Relevance Score: 4 (The order presents a need for potential major changes or transformations of investment and compliance strategies.)

Key Actions

  • The Vanderbilt Law School should analyze the implications of changes in SEC and FTC regulations on proxy advisors, particularly focusing on DEI and ESG priorities. This analysis could provide insights into how these regulatory changes might affect corporate governance and investment strategies.
  • Vanderbilt’s Owen Graduate School of Management should evaluate the impact of revised proxy advisor regulations on investment strategies and shareholder engagement. This information could be integrated into their curriculum, preparing students for changes in financial advisory roles.
  • The Office of Federal Relations should monitor developments related to ERISA fiduciary rules and engage with policymakers to understand how these changes might influence retirement planning and financial management practices.
  • Vanderbilt’s Center for Social Innovation can explore the broader societal impacts of the shift away from ESG and DEI priorities in investment decisions, contributing to public discourse on sustainable and equitable business practices.
  • The Department of Economics should conduct research on the economic outcomes of deregulation and tax cuts on wealth disparity and retirement savings, offering data-driven insights to inform policy discussions.

Opportunities

  • Vanderbilt can enhance its finance and investment programs by incorporating the effects of recent deregulatory measures into its coursework and research, positioning itself as a leader in adapting to new financial landscapes.
  • The focus on increasing retirement security presents an opportunity for Vanderbilt’s Financial Aid Office to develop new workshops and resources aimed at educating students and staff on retirement planning and investment strategies.
  • By engaging with the national conversation on shareholder rights and corporate governance, Vanderbilt can host conferences and forums to discuss the implications of proxy advisor regulation changes, strengthening its role as a thought leader in business and law.

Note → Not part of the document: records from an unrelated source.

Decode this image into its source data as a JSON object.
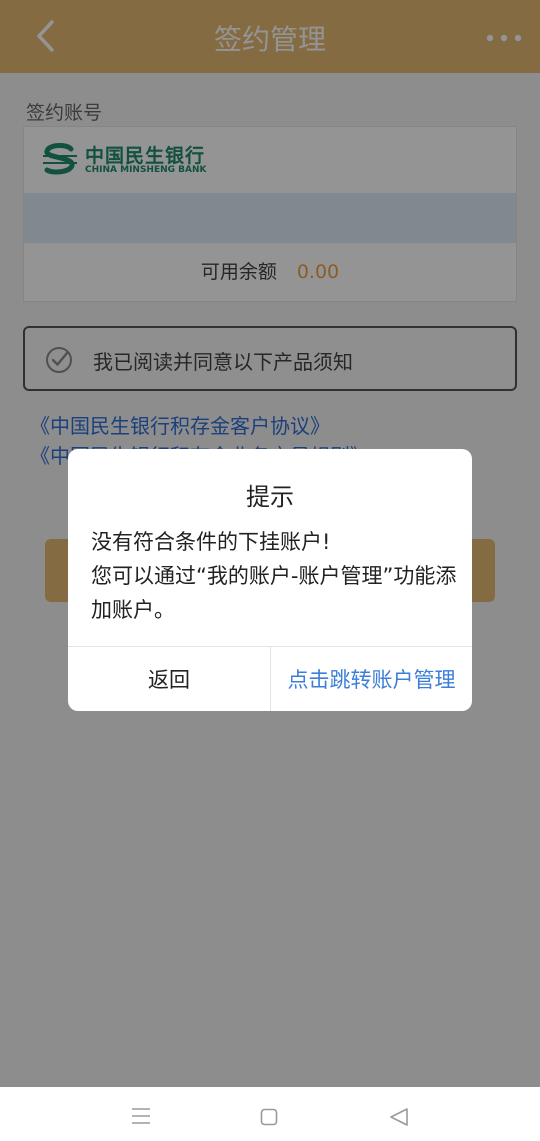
{
  "header": {
    "title": "签约管理"
  },
  "account_section": {
    "label": "签约账号",
    "bank_name_cn": "中国民生银行",
    "bank_name_en": "CHINA MINSHENG BANK",
    "balance_label": "可用余额",
    "balance_value": "0.00"
  },
  "agreement": {
    "text": "我已阅读并同意以下产品须知",
    "link1": "《中国民生银行积存金客户协议》",
    "link2": "《中国民生银行积存金业务交易规则》"
  },
  "dialog": {
    "title": "提示",
    "message_line1": "没有符合条件的下挂账户!",
    "message_line2": "您可以通过“我的账户-账户管理”功能添加账户。",
    "back_label": "返回",
    "jump_label": "点击跳转账户管理"
  },
  "colors": {
    "accent": "#e3b970",
    "link": "#2f6fd6",
    "amount": "#f0a142"
  },
  "icons": {
    "back": "chevron-left-icon",
    "more": "more-dots-icon",
    "check": "check-circle-icon"
  }
}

Relevance Score: 3 (Some adjustments are needed to align educational programs with shifts in regulatory focus and to explore new research opportunities.)

Average Relevance Score: 2.8

Timeline for Implementation

N/A – No specific deadlines or timelines are mentioned in the executive order; the directives only instruct agencies to review and revise current regulations.

Relevance Score: 1

Impacted Government Organizations

  • Securities and Exchange Commission (SEC): Directed to review and potentially revise rules related to proxy advisors concerning DEI and ESG priorities, and to enforce anti-fraud provisions.
  • Federal Trade Commission (FTC): Instructed to investigate whether proxy advisors engage in unfair or deceptive acts or practices, in consultation with the Attorney General.
  • Attorney General – Department of Justice: Tasked with consulting with the FTC on potential antitrust violations and unfair business practices by proxy advisors.
  • Department of Labor: Charged with strengthening ERISA fiduciary rules and increasing transparency in the use of proxy advisors for managing retirement accounts.

Relevance Score: 2 (A moderate number of key Federal Agencies are directly impacted by this Executive Order.)

Responsible Officials

  • Chairman of the Securities and Exchange Commission (SEC) – Responsible for reviewing, rescinding, or revising rules related to proxy advisors, including those involving DEI and ESG, as well as enforcing anti-fraud provisions in securities laws and considering additional transparency and registration requirements.
  • Chairman of the Federal Trade Commission (FTC) – Tasked, in consultation with the Attorney General, with determining if proxy advisors engage in unfair competition practices and reviewing related antitrust investigations.
  • Secretary of Labor – Charged with strengthening ERISA fiduciary rules and enhancing transparency regarding the use of proxy advisors by fiduciaries, ensuring actions prioritize the financial interests of American workers and retirees.

Relevance Score: 4 (Directives are aimed at agency heads responsible for regulatory and oversight functions impacting major financial and policy areas.)